Как воевал, как дожил до Победы, уже не помнил. Он твердо знал, его никто не ждет и не встретит. А потому ожесточился, стал молчаливым и злым. Он перестал бояться смерти. И часто первым выскакивал из танка под свист пуль. Жизнь перестала быть нужной. Жить, сцепив зубы, не всякому под силу. И Сашка глушил горе водкой. Ее он доставал где только можно. И высадив до дна, отключался на время. Потом, словно озверелый, рвался в бой.
Тот последний день в Берлине он не помнил отчетливо Услышал о победе. Увидел радость, улыбки однополчан. Его радость осталась в Звягинках, под яблоней. Она уж не порадуется, не услышит о Победе. И выпив винтом, до дна, всю бутылку водки, не помня, не осознавая ничего, схватил своп автомат.
Очнулся связанным в подвале. Рядом охранник. Не отвечал ни на один вопрос. Лицо отвернул. А утром трибунал. Приговорили к расстрелу. От него Земнухова спасла Победа. Да командир танка, единственный из всех, вступившийся за Седого
— Убийца! Мародер! Садист! — уж чего он не услышал в свой адрес и не понимал, за что его костерят.
Убил пятерых немцев из автомата. А разве не они уничтожили его семью и все село? Разве не они лишили его простого, бесхитростного счастья? Ведь он не знал их. Зачем они пришли с войной? Они ушли? Но разве кончилась война? Она навсегда осталась жить в нем. До смерти… Он не умел прощать и забывать…
Когда судили Седого, он не просил о смягчении наказания, не обещал не повторять случившегося. Он, темнея лицом, отстегнул все ордена и медали. Положил их на стол и обронил сквозь зубы:
— Подавитесь вы своей победой! Вы такие ж гады, как немцы, жаль, что нет у меня автомата!
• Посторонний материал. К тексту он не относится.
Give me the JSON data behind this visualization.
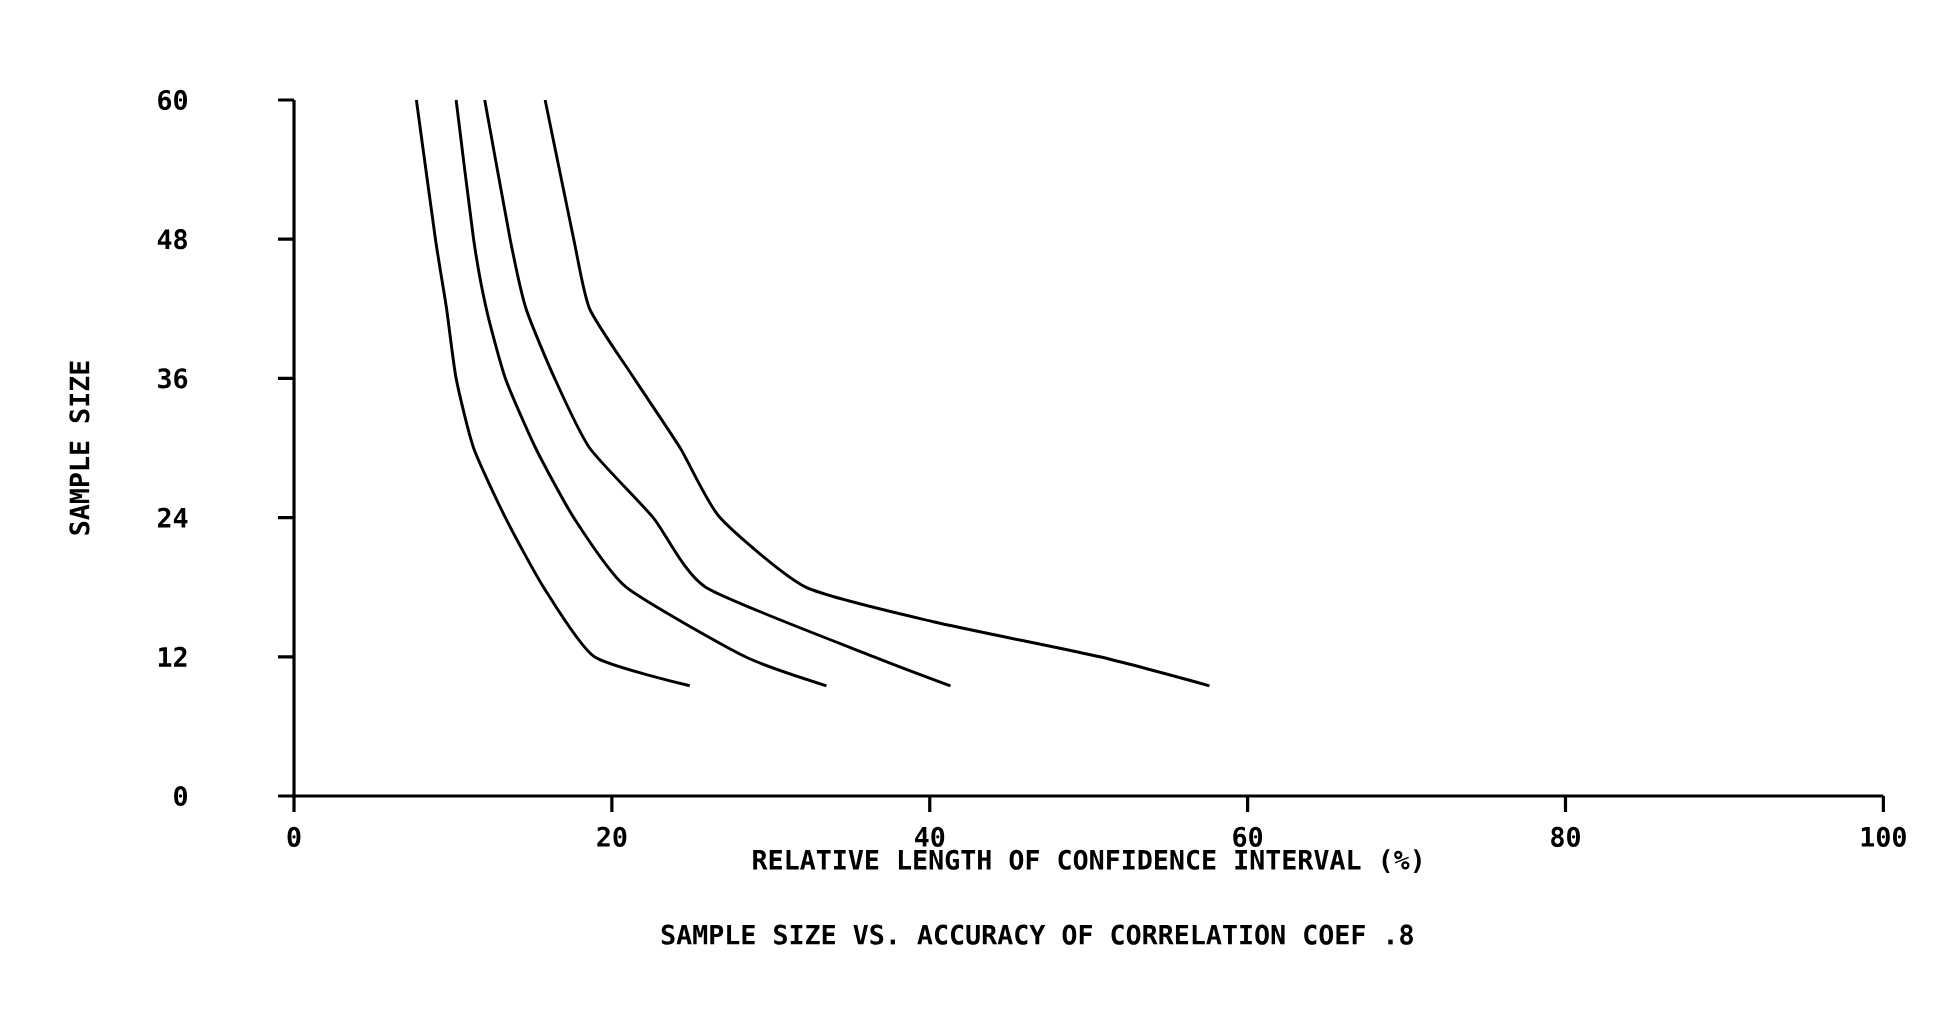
{
  "chart_data": {
    "type": "line",
    "title": "SAMPLE SIZE VS. ACCURACY OF CORRELATION COEF   .8",
    "xlabel": "RELATIVE LENGTH OF CONFIDENCE INTERVAL (%)",
    "ylabel": "SAMPLE SIZE",
    "series": [
      {
        "color": "#000000",
        "x": [
          7.7,
          8.9,
          9.6,
          10.2,
          11.3,
          13.3,
          15.7,
          18.9,
          24.9
        ],
        "values": [
          60,
          48,
          42,
          36,
          30,
          24,
          18,
          12,
          9.5
        ]
      },
      {
        "color": "#000000",
        "x": [
          10.2,
          11.3,
          12.1,
          13.3,
          15.2,
          17.6,
          20.9,
          28.4,
          33.5
        ],
        "values": [
          60,
          48,
          42,
          36,
          30,
          24,
          18,
          12,
          9.5
        ]
      },
      {
        "color": "#000000",
        "x": [
          12.0,
          13.6,
          14.6,
          16.4,
          18.6,
          22.6,
          25.9,
          36.5,
          41.3
        ],
        "values": [
          60,
          48,
          42,
          36,
          30,
          24,
          18,
          12,
          9.5
        ]
      },
      {
        "color": "#000000",
        "x": [
          15.8,
          17.6,
          18.6,
          21.4,
          24.3,
          26.8,
          32.2,
          40.3,
          50.7,
          57.6
        ],
        "values": [
          60,
          48,
          42,
          36,
          30,
          24,
          18,
          15,
          12,
          9.5
        ]
      }
    ],
    "xlim": [
      0,
      100
    ],
    "ylim": [
      0,
      60
    ],
    "xticks": [
      0,
      20,
      40,
      60,
      80,
      100
    ],
    "yticks": [
      0,
      12,
      24,
      36,
      48,
      60
    ],
    "marker": "none",
    "line_style": "solid"
  }
}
Его вытолкали взашей. В наручниках. И втолкнув в зарешеченный вагон, повезли, как военного преступника — в Магадан…
Двадцать пять лет… Немалый срок.
Сашке было безразлично.
Он ехал, не разговаривая ни с кем, пока не подсел к нему осужденный так же, как и Седой, недавний полковник, какого даже охрана называла уважительно — Трофимычем.
Статьи и сроки их совпадали, как братья-близнецы. И горе — на одно лицо. Только у полковника жена с дочкой живы. Но… Теперь под другой фамилией. Не дождалась баба. Вышла замуж за тыловика.
А вот отца с матерью, сестру и брата отняла война. В сарае их расстреляли. Всех одной автоматной очередью. За помощь партизанам. Староста постарался. Его Трофимыч случайно нагнал. По пути в Германию. Не дал доехать. Вывел из «Виллиса», все, что хотел сказал. И расстрелял в упор… Не спросил разрешения у трибунала. Его и вернули. Уже с границы, где о победе узнал. Но без наград и звания. Не в дом — родных помянуть, на Колыму— остудить память…
Седой зубами скрипит во сне. Днем жалобы писал. Верил, что попадут по адресу. А через месяц в спецчасти узнал, что никто его писем не отправлял.
— Почему?! — взревел Седой и грохнул кулаком по столу так, что лампы и телефоны, чернильница и бумаги в разные стороны разлетелись.